Je n’étais pas entré dans une salle d’opéra depuis le 4 mars, pour Les Huguenots au Grand Théâtre de Genève. Autant dire une éternité pour le rédacteur en chef de la seule revue francophone uniquement dédiée à l’opéra ! J’attendais donc avec impatience Der Messias au Théâtre des Champs-Élysées, dans une production que je n’avais pourtant guère aimée lors de sa création à Salzbourg, en janvier.
En quittant le TCE, le 18 septembre, j’ai éprouvé une impression bizarre. Pas tant en raison de la distanciation physique entre les spectateurs, indispensable dans la mesure où Paris est en « zone de vigilance élevée » pour le Covid-19 – la même distanciation était déjà en vigueur à Genève, il y a six mois ! –, que pour le port du masque obligatoire pendant toute la durée de la représentation.

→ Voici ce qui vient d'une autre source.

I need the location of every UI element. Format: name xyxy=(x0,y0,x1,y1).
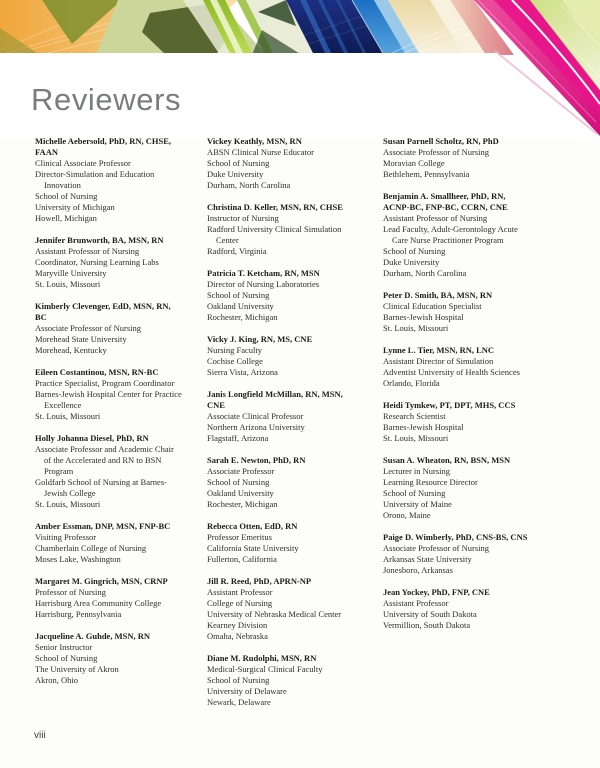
reviewer-entry xyxy=(35,136,203,224)
reviewer-detail-line: School of Nursing xyxy=(207,158,270,168)
reviewer-detail-line: Assistant Professor xyxy=(383,598,449,608)
page-title: Reviewers xyxy=(31,82,182,117)
reviewer-name-line: ACNP-BC, FNP-BC, CCRN, CNE xyxy=(383,202,508,212)
reviewer-detail-line: Clinical Education Specialist xyxy=(383,301,482,311)
reviewer-name-line: Janis Longfield McMillan, RN, MSN, xyxy=(207,389,343,399)
reviewer-detail-line: Kearney Division xyxy=(207,620,268,630)
reviewer-detail-line: Chamberlain College of Nursing xyxy=(35,543,147,553)
reviewer-detail-line: Practice Specialist, Program Coordinator xyxy=(35,378,175,388)
reviewer-detail-line: Barnes-Jewish Hospital xyxy=(383,422,464,432)
reviewer-name-line: Benjamin A. Smallheer, PhD, RN, xyxy=(383,191,506,201)
reviewer-detail-line: College of Nursing xyxy=(207,598,273,608)
reviewer-detail-line: Jonesboro, Arkansas xyxy=(383,565,453,575)
reviewer-name-line: Christina D. Keller, MSN, RN, CHSE xyxy=(207,202,343,212)
reviewer-detail-line: Flagstaff, Arizona xyxy=(207,433,269,443)
reviewer-detail-line: Coordinator, Nursing Learning Labs xyxy=(35,257,159,267)
reviewer-entry xyxy=(207,576,379,642)
reviewer-detail-line: Lecturer in Nursing xyxy=(383,466,451,476)
reviewer-detail-line: Moravian College xyxy=(383,158,445,168)
reviewer-entry xyxy=(207,334,379,378)
reviewer-detail-line: Radford University Clinical Simulation xyxy=(207,224,342,234)
reviewer-name-line: Holly Johanna Diesel, PhD, RN xyxy=(35,433,149,443)
reviewer-detail-line: Associate Professor of Nursing xyxy=(35,323,141,333)
reviewer-name-line: BC xyxy=(35,312,47,322)
reviewer-detail-line: Bethlehem, Pennsylvania xyxy=(383,169,470,179)
reviewer-detail-line: School of Nursing xyxy=(207,675,270,685)
reviewer-name-line: Jean Yockey, PhD, FNP, CNE xyxy=(383,587,490,597)
reviewer-name-line: Paige D. Wimberly, PhD, CNS-BS, CNS xyxy=(383,532,528,542)
reviewer-detail-line: Assistant Professor of Nursing xyxy=(35,246,140,256)
reviewer-detail-line: Center xyxy=(216,235,239,245)
reviewer-detail-line: Radford, Virginia xyxy=(207,246,267,256)
reviewer-name-line: Jacqueline A. Guhde, MSN, RN xyxy=(35,631,150,641)
reviewer-detail-line: School of Nursing xyxy=(35,653,98,663)
reviewer-detail-line: Associate Professor xyxy=(207,466,275,476)
reviewer-name-line: Amber Essman, DNP, MSN, FNP-BC xyxy=(35,521,171,531)
reviewer-entry xyxy=(35,631,203,686)
reviewer-detail-line: Rochester, Michigan xyxy=(207,312,278,322)
reviewer-detail-line: Associate Clinical Professor xyxy=(207,411,304,421)
reviewer-detail-line: Associate Professor of Nursing xyxy=(383,147,489,157)
reviewer-detail-line: Arkansas State University xyxy=(383,554,472,564)
reviewer-detail-line: Fullerton, California xyxy=(207,554,277,564)
reviewer-detail-line: California State University xyxy=(207,543,299,553)
reviewer-detail-line: of the Accelerated and RN to BSN xyxy=(44,455,162,465)
page-number: viii xyxy=(34,730,46,741)
reviewer-entry xyxy=(207,521,379,565)
reviewer-name-line: Patricia T. Ketcham, RN, MSN xyxy=(207,268,320,278)
reviewer-detail-line: Barnes-Jewish Hospital Center for Practice xyxy=(35,389,182,399)
reviewer-entry xyxy=(35,521,203,565)
reviewer-entry xyxy=(383,191,565,279)
reviewer-detail-line: Harrisburg, Pennsylvania xyxy=(35,609,122,619)
reviewer-detail-line: Durham, North Carolina xyxy=(207,180,291,190)
reviewer-name-line: Lynne L. Tier, MSN, RN, LNC xyxy=(383,345,495,355)
reviewer-detail-line: St. Louis, Missouri xyxy=(35,411,101,421)
reviewer-detail-line: Jewish College xyxy=(44,488,96,498)
reviewer-detail-line: Excellence xyxy=(44,400,82,410)
reviewer-detail-line: Omaha, Nebraska xyxy=(207,631,268,641)
reviewer-detail-line: University of Michigan xyxy=(35,202,115,212)
reviewer-entry xyxy=(35,367,203,422)
reviewer-entry xyxy=(383,455,565,521)
reviewer-entry xyxy=(383,400,565,444)
reviewer-name-line: Margaret M. Gingrich, MSN, CRNP xyxy=(35,576,168,586)
reviewer-detail-line: Care Nurse Practitioner Program xyxy=(392,235,504,245)
reviewer-detail-line: Maryville University xyxy=(35,268,107,278)
reviewer-detail-line: School of Nursing xyxy=(35,191,98,201)
reviewer-detail-line: University of Maine xyxy=(383,499,452,509)
reviewer-detail-line: Director of Nursing Laboratories xyxy=(207,279,320,289)
reviewer-detail-line: Learning Resource Director xyxy=(383,477,478,487)
reviewer-name-line: CNE xyxy=(207,400,225,410)
reviewer-entry xyxy=(35,235,203,290)
reviewer-detail-line: Akron, Ohio xyxy=(35,675,78,685)
reviewer-entry xyxy=(383,345,565,389)
reviewer-detail-line: Lead Faculty, Adult-Gerontology Acute xyxy=(383,224,518,234)
reviewer-detail-line: The University of Akron xyxy=(35,664,119,674)
reviewer-entry xyxy=(383,532,565,576)
reviewer-name-line: Jennifer Brunworth, BA, MSN, RN xyxy=(35,235,164,245)
reviewer-detail-line: Senior Instructor xyxy=(35,642,93,652)
reviewer-detail-line: Adventist University of Health Sciences xyxy=(383,367,520,377)
reviewer-entry xyxy=(207,389,379,444)
reviewer-entry xyxy=(383,290,565,334)
reviewer-detail-line: University of South Dakota xyxy=(383,609,477,619)
reviewer-detail-line: St. Louis, Missouri xyxy=(383,323,449,333)
reviewer-name-line: Michelle Aebersold, PhD, RN, CHSE, xyxy=(35,136,171,146)
reviewer-detail-line: Professor of Nursing xyxy=(35,587,106,597)
reviewer-detail-line: Duke University xyxy=(207,169,264,179)
reviewer-detail-line: Director-Simulation and Education xyxy=(35,169,155,179)
reviewer-detail-line: Moses Lake, Washington xyxy=(35,554,121,564)
reviewer-detail-line: Clinical Associate Professor xyxy=(35,158,131,168)
reviewer-detail-line: Assistant Professor xyxy=(207,587,273,597)
reviewer-entry xyxy=(207,202,379,257)
reviewer-detail-line: Rochester, Michigan xyxy=(207,499,278,509)
reviewer-detail-line: Research Scientist xyxy=(383,411,446,421)
reviewer-name-line: Susan Parnell Scholtz, RN, PhD xyxy=(383,136,499,146)
reviewer-name-line: Diane M. Rudolphi, MSN, RN xyxy=(207,653,317,663)
reviewer-detail-line: Cochise College xyxy=(207,356,263,366)
reviewer-detail-line: Durham, North Carolina xyxy=(383,268,467,278)
reviewer-entry xyxy=(383,587,565,631)
reviewer-entry xyxy=(207,268,379,323)
reviewer-detail-line: Innovation xyxy=(44,180,81,190)
reviewers-column-1 xyxy=(35,136,203,697)
reviewer-detail-line: Visiting Professor xyxy=(35,532,97,542)
reviewer-name-line: Sarah E. Newton, PhD, RN xyxy=(207,455,306,465)
reviewer-detail-line: ABSN Clinical Nurse Educator xyxy=(207,147,314,157)
reviewer-entry xyxy=(207,136,379,191)
reviewer-detail-line: Sierra Vista, Arizona xyxy=(207,367,278,377)
reviewer-detail-line: University of Delaware xyxy=(207,686,287,696)
reviewer-detail-line: University of Nebraska Medical Center xyxy=(207,609,342,619)
reviewer-detail-line: Oakland University xyxy=(207,301,274,311)
reviewer-detail-line: Nursing Faculty xyxy=(207,345,263,355)
reviewer-detail-line: Orlando, Florida xyxy=(383,378,440,388)
reviewer-name-line: Rebecca Otten, EdD, RN xyxy=(207,521,298,531)
reviewer-detail-line: St. Louis, Missouri xyxy=(383,433,449,443)
reviewer-name-line: Peter D. Smith, BA, MSN, RN xyxy=(383,290,493,300)
reviewer-entry xyxy=(383,136,565,180)
reviewer-detail-line: Duke University xyxy=(383,257,440,267)
reviewer-detail-line: Northern Arizona University xyxy=(207,422,305,432)
reviewer-detail-line: Orono, Maine xyxy=(383,510,431,520)
reviewer-name-line: Vicky J. King, RN, MS, CNE xyxy=(207,334,313,344)
reviewer-entry xyxy=(35,433,203,510)
reviewer-name-line: Susan A. Wheaton, RN, BSN, MSN xyxy=(383,455,511,465)
reviewer-entry xyxy=(35,576,203,620)
reviewer-detail-line: Newark, Delaware xyxy=(207,697,271,707)
reviewer-detail-line: Assistant Director of Simulation xyxy=(383,356,494,366)
reviewer-detail-line: Associate Professor and Academic Chair xyxy=(35,444,174,454)
reviewer-detail-line: Barnes-Jewish Hospital xyxy=(383,312,464,322)
reviewer-detail-line: School of Nursing xyxy=(383,246,446,256)
reviewer-detail-line: Associate Professor of Nursing xyxy=(383,543,489,553)
reviewer-detail-line: Howell, Michigan xyxy=(35,213,97,223)
banner-graphic xyxy=(0,0,600,140)
reviewer-detail-line: School of Nursing xyxy=(383,488,446,498)
reviewer-name-line: FAAN xyxy=(35,147,58,157)
reviewer-entry xyxy=(207,455,379,510)
reviewer-entry xyxy=(35,301,203,356)
reviewer-detail-line: Vermillion, South Dakota xyxy=(383,620,471,630)
reviewer-name-line: Vickey Keathly, MSN, RN xyxy=(207,136,302,146)
reviewer-detail-line: Goldfarb School of Nursing at Barnes- xyxy=(35,477,167,487)
reviewer-detail-line: Oakland University xyxy=(207,488,274,498)
reviewer-name-line: Eileen Costantinou, MSN, RN-BC xyxy=(35,367,159,377)
reviewer-detail-line: Assistant Professor of Nursing xyxy=(383,213,488,223)
reviewer-detail-line: Program xyxy=(44,466,74,476)
reviewers-column-2 xyxy=(207,136,379,719)
reviewer-detail-line: St. Louis, Missouri xyxy=(35,499,101,509)
reviewer-entry xyxy=(207,653,379,708)
reviewer-detail-line: St. Louis, Missouri xyxy=(35,279,101,289)
reviewer-detail-line: Instructor of Nursing xyxy=(207,213,279,223)
reviewer-detail-line: Harrisburg Area Community College xyxy=(35,598,162,608)
reviewer-detail-line: Professor Emeritus xyxy=(207,532,272,542)
reviewer-name-line: Jill R. Reed, PhD, APRN-NP xyxy=(207,576,312,586)
reviewer-name-line: Heidi Tymkew, PT, DPT, MHS, CCS xyxy=(383,400,516,410)
reviewer-detail-line: School of Nursing xyxy=(207,477,270,487)
reviewer-detail-line: Morehead, Kentucky xyxy=(35,345,107,355)
reviewer-detail-line: Morehead State University xyxy=(35,334,127,344)
reviewer-name-line: Kimberly Clevenger, EdD, MSN, RN, xyxy=(35,301,171,311)
reviewer-detail-line: Medical-Surgical Clinical Faculty xyxy=(207,664,323,674)
reviewers-column-3 xyxy=(383,136,565,642)
reviewer-detail-line: School of Nursing xyxy=(207,290,270,300)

Je vais m’y habituer, bien sûr, comme je l’ai fait dans les transports en commun, mais ce sera sans doute plus difficile, le spectacle vivant étant, par définition, un lieu de partage. Et le partage ne peut pas être identique avec des visages recouverts aux trois quarts de tissu ou de polypropylène ! Ceci posé, le plaisir de retrouver le contact direct avec le théâtre lyrique a compensé plus que largement ce manque, pour moi comme pour le reste du public, à en juger par les cris de joie au rideau final de Der Messias.
Au moment où j’écris cet éditorial, je m’apprête à partir voir La traviata à Bordeaux, puis Il -barbiere di Siviglia à Montpellier, Tannhäuser à Rouen et Giovanna d’Arco à Metz. Un tour de France que, je l’espère, rien ne viendra contrarier. Car la menace est toujours présente, du chanteur testé positif alors qu’il était négatif jusque-là, au reconfinement localisé de la ville concernée. Les protocoles sanitaires à l’intérieur des théâtres sont stricts – et c’est normal ! –, et le moindre grain de sable peut mettre à l’arrêt toute la machine.
La pandémie a au moins eu un effet positif pour les maisons de disques. Le confinement du printemps, puis l’annulation de la plupart des festivals, et enfin la fermeture des grandes maisons d’opéra nord-américaines et britanniques, au minimum jusqu’en janvier 2021, ont allégé le calendrier de nombreux chanteurs, qui en ont profité pour investir les studios d’enregistrement.
Vous lirez, dans ce numéro, le reportage de Pierre Cadars sur la réalisation du nouvel album de Marianne Crebassa, avec l’Orchestre National du Capitole de Toulouse, à paraître chez Warner Classics & Erato. La multinationale l’a gravé la semaine suivant celui de Michael Spyres, avec l’Orchestre Philharmonique de Strasbourg, au programme ébouriffant : le « Récit du Graal » de Lohengrin (en français, comme Georges Thill jadis !), « Fuor del mar » d’Idomeneo, « Mes amis, écoutez l’histoire » du Postillon de Lonjumeau, mais aussi des airs pour baryton, comme « Hai già vinta la causa » des Nozze di Figaro, « Il balen del suo sorriso » d’Il trovatore ou « Largo al -factotum » d’Il barbiere di Siviglia. Le nom de ce récital ? Baryténor, sauf changement.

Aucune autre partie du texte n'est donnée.